Filipe Anacoreta Correia, do CDS, juntou-se às críticas de PSD e acusou o Governo socialista de estar a “capitular” perante as pressões dos parceiros parlamentares e dos sindicatos e a “retroceder em mais de dez anos”, desistindo de “uma reforma do Estado e do país”.

Na resposta, a deputada socialista Wanda Guimarães sugeriu que o debate tinha provado que PS e PSD têm dois “modelos antagónicos de sociedade”, sendo que os sociais-democratas têm sido movidos por “uma aversão ideológica profunda à coisa pública”. Para a deputada socialista, o que o Governo se prepara para fazer é acabar com um “regime humilhante e ineficaz”.
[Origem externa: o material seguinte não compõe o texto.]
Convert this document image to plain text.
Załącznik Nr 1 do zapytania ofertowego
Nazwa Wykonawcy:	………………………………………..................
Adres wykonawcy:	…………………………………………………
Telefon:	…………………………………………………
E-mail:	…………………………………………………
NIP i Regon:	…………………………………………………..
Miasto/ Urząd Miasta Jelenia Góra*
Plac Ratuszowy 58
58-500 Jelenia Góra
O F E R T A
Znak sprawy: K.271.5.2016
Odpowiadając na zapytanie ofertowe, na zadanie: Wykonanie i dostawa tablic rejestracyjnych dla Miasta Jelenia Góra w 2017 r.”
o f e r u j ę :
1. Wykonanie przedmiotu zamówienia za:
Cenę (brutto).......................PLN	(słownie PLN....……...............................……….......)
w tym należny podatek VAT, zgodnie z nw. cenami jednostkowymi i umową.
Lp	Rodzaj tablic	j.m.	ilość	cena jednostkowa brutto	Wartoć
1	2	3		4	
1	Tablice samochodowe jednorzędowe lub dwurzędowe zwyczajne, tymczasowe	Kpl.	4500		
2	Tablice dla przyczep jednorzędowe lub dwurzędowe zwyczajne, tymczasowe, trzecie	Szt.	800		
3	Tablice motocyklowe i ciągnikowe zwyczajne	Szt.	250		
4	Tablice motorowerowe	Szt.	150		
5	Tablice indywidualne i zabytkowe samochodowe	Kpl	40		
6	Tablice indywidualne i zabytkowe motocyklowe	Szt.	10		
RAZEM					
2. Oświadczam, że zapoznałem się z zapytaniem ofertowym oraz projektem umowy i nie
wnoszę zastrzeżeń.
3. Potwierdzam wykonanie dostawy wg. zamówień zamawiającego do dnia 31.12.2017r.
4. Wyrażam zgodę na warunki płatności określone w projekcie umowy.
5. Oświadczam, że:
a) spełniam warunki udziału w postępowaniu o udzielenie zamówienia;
Tiago Barbosa Ribeiro, também do PS, acabaria por devolver as críticas a PSD e a CDS: “O vosso registo criminal não está limpo”, afirmou o socialista, referindo-se aos cortes nas pensões e salários, à supressão de feriados, aos “despedimentos forçados na Administração Pública”, ao aumento do horário do trabalho e aos “ataques aos sindicatos”.

Também Joana Mortágua, do Bloco de Esquerda, preferiu centrar a sua intervenção no anterior regime de requalificação. Para a bloquista, de resto, o anterior programa mais não foi do que “uma fraude”, “um dos maiores ataques à função pública” e um “esquema muito mal disfarçado de despedimento coletivo”.
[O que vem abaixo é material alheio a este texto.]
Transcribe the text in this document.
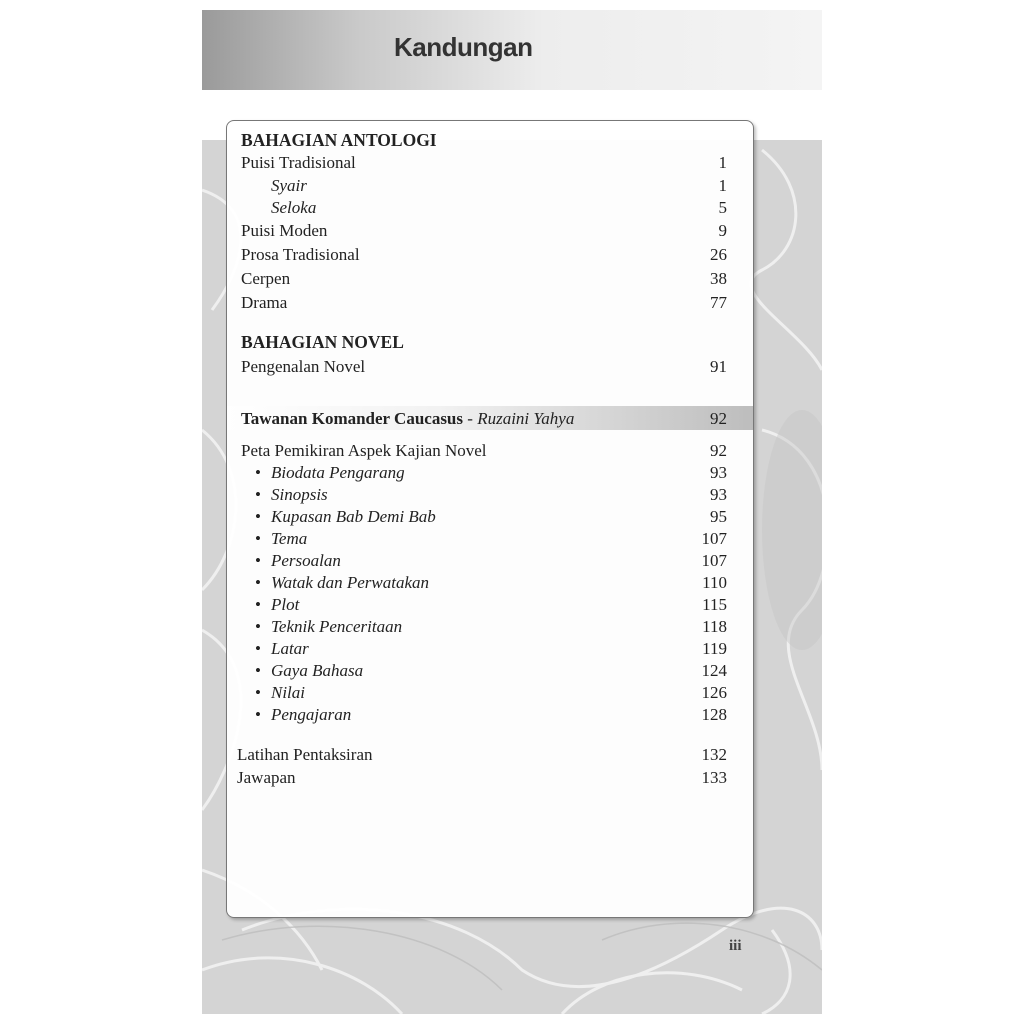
Kandungan
BAHAGIAN ANTOLOGI
Puisi Tradisional	1
Syair	1
Seloka	5
Puisi Moden	9
Prosa Tradisional	26
Cerpen	38
Drama	77
BAHAGIAN NOVEL
Pengenalan Novel	91
Tawanan Komander Caucasus - Ruzaini Yahya	92
Peta Pemikiran Aspek Kajian Novel	92
• Biodata Pengarang	93
• Sinopsis	93
• Kupasan Bab Demi Bab	95
• Tema	107
• Persoalan	107
• Watak dan Perwatakan	110
• Plot	115
• Teknik Penceritaan	118
• Latar	119
• Gaya Bahasa	124
• Nilai	126
• Pengajaran	128
Latihan Pentaksiran	132
Jawapan	133
iii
A deputada comunista Rita Rato ajudou a completar: ao contrário do que o anterior programa de requalificação previa, este não passa por “cortar salários, despedir trabalhadores, cortar direitos ou privatizar serviços”. E ao contrário do que defendem PSD e CDS, concluiu a deputada do PCP, “não há trabalhadores nem serviços públicos a mais”.

Quais são as regras do regime de valorização dos funcionários públicos?
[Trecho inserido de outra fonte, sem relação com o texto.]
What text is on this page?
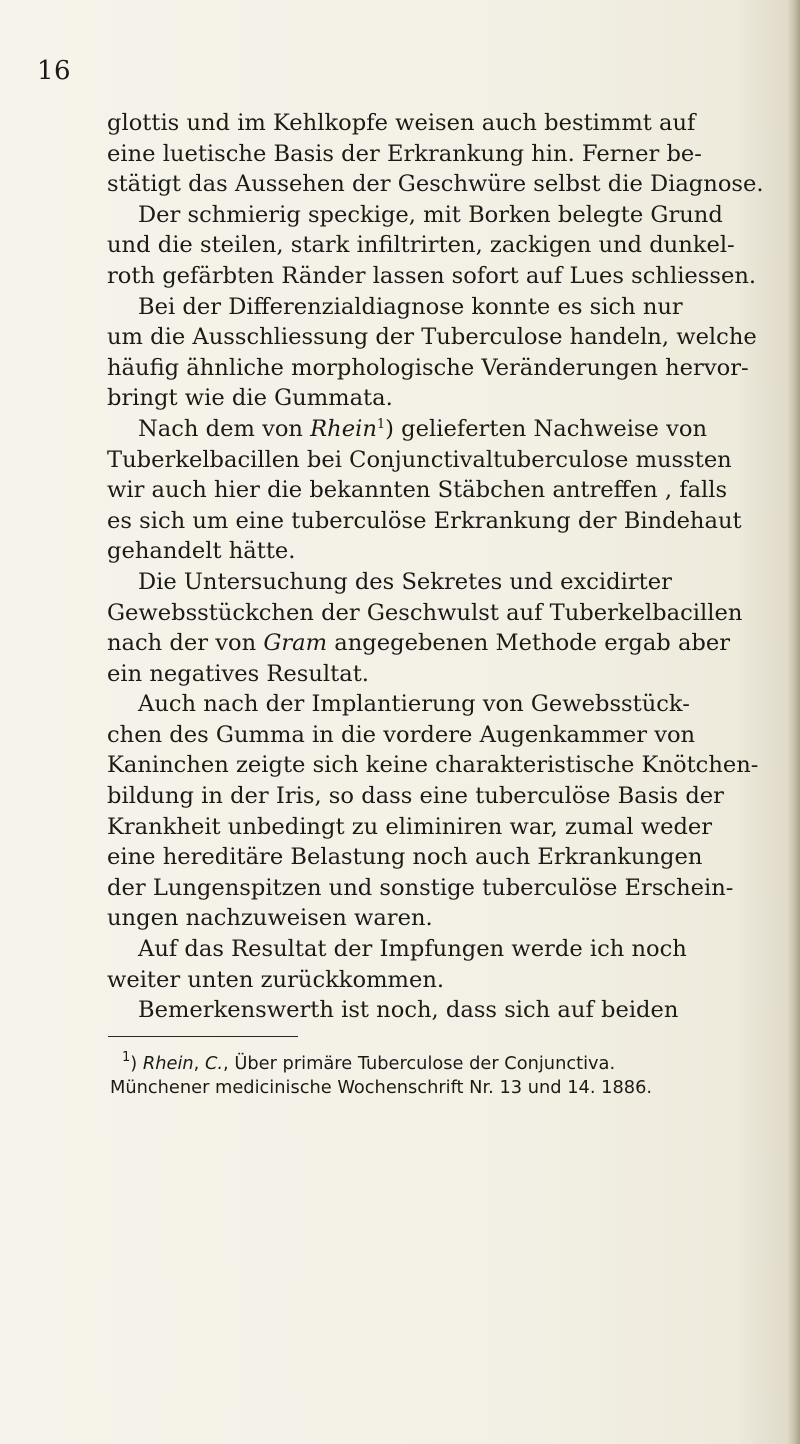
16
glottis und im Kehlkopfe weisen auch bestimmt auf
eine luetische Basis der Erkrankung hin. Ferner be-
stätigt das Aussehen der Geschwüre selbst die Diagnose.
Der schmierig speckige, mit Borken belegte Grund
und die steilen, stark infiltrirten, zackigen und dunkel-
roth gefärbten Ränder lassen sofort auf Lues schliessen.
Bei der Differenzialdiagnose konnte es sich nur
um die Ausschliessung der Tuberculose handeln, welche
häufig ähnliche morphologische Veränderungen hervor-
bringt wie die Gummata.
Nach dem von Rhein$^1$) gelieferten Nachweise von
Tuberkelbacillen bei Conjunctivaltuberculose mussten
wir auch hier die bekannten Stäbchen antreffen , falls
es sich um eine tuberculöse Erkrankung der Bindehaut
gehandelt hätte.
Die Untersuchung des Sekretes und excidirter
Gewebsstückchen der Geschwulst auf Tuberkelbacillen
nach der von Gram angegebenen Methode ergab aber
ein negatives Resultat.
Auch nach der Implantierung von Gewebsstück-
chen des Gumma in die vordere Augenkammer von
Kaninchen zeigte sich keine charakteristische Knötchen-
bildung in der Iris, so dass eine tuberculöse Basis der
Krankheit unbedingt zu eliminiren war, zumal weder
eine hereditäre Belastung noch auch Erkrankungen
der Lungenspitzen und sonstige tuberculöse Erschein-
ungen nachzuweisen waren.
Auf das Resultat der Impfungen werde ich noch
weiter unten zurückkommen.
Bemerkenswerth ist noch, dass sich auf beiden
$^1$) Rhein, C., Über primäre Tuberculose der Conjunctiva.
Münchener medicinische Wochenschrift Nr. 13 und 14. 1886.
Em linhas gerais, o Governo de António Costa espera, com este regime, colocar e valorizar os funcionários públicos que, devido a “processo de extinção, fusão ou reestruturação de serviços e por racionalização de efetivos deixem de ter lugar nos novos mapas de pessoal”.

No entanto, e ao contrário do regime de requalificação do Governo PSD/CDS, este novo programa não prevê cortes salariais para os trabalhadores que venham a integrar o novo regime. Os funcionários públicos nestas condições manterão “a categoria, posição e nível remuneratório detidos no serviço de origem, à data da colocação naquela situação”, como pode ler-se na proposta do Governo. Mantêm igualmente o direito a subsídios de férias e de Natal e a contagem de tempo para a reforma.

Estes funcionários, selecionados em função de uma avaliação de desempenho nos três períodos imediatamente anteriores ao ano em que ocorre o procedimento, terão de cumprir um programa de valorização que não pode exceder os três meses.

Teoricamente, o funcionário em regime de mobilidade deve ser colocado num posto de trabalho que se situe no mesmo concelho do serviço de origem. A transferência para serviços a mais de 60 quilómetros do concelho de origem só poderá acontecer com o acordo do trabalhador, que terá direito a subsídio de deslocação e a subsídio de residência durante 12 meses, assim como outros incentivos.

Se mesmo assim, e depois de decorrido o período de valorização de três meses, o funcionário público não garantir colocação, será integrado na secretaria-geral do ministério do serviço de origem “em posto de trabalho a prever no mapa de pessoal”, pode ler-se na proposta do Governo.

Este último ponto, em especial, mereceu duras críticas de PSD e CDS, com sociais-democratas e democratas-cristãos a acusarem o Governo socialista de estar prestes a transformar os ministérios em “gigantescas prateleiras” de funcionários públicos. O diploma do Governo vai ser votado na generalidade esta sexta-feira e depois discutido na especialidade.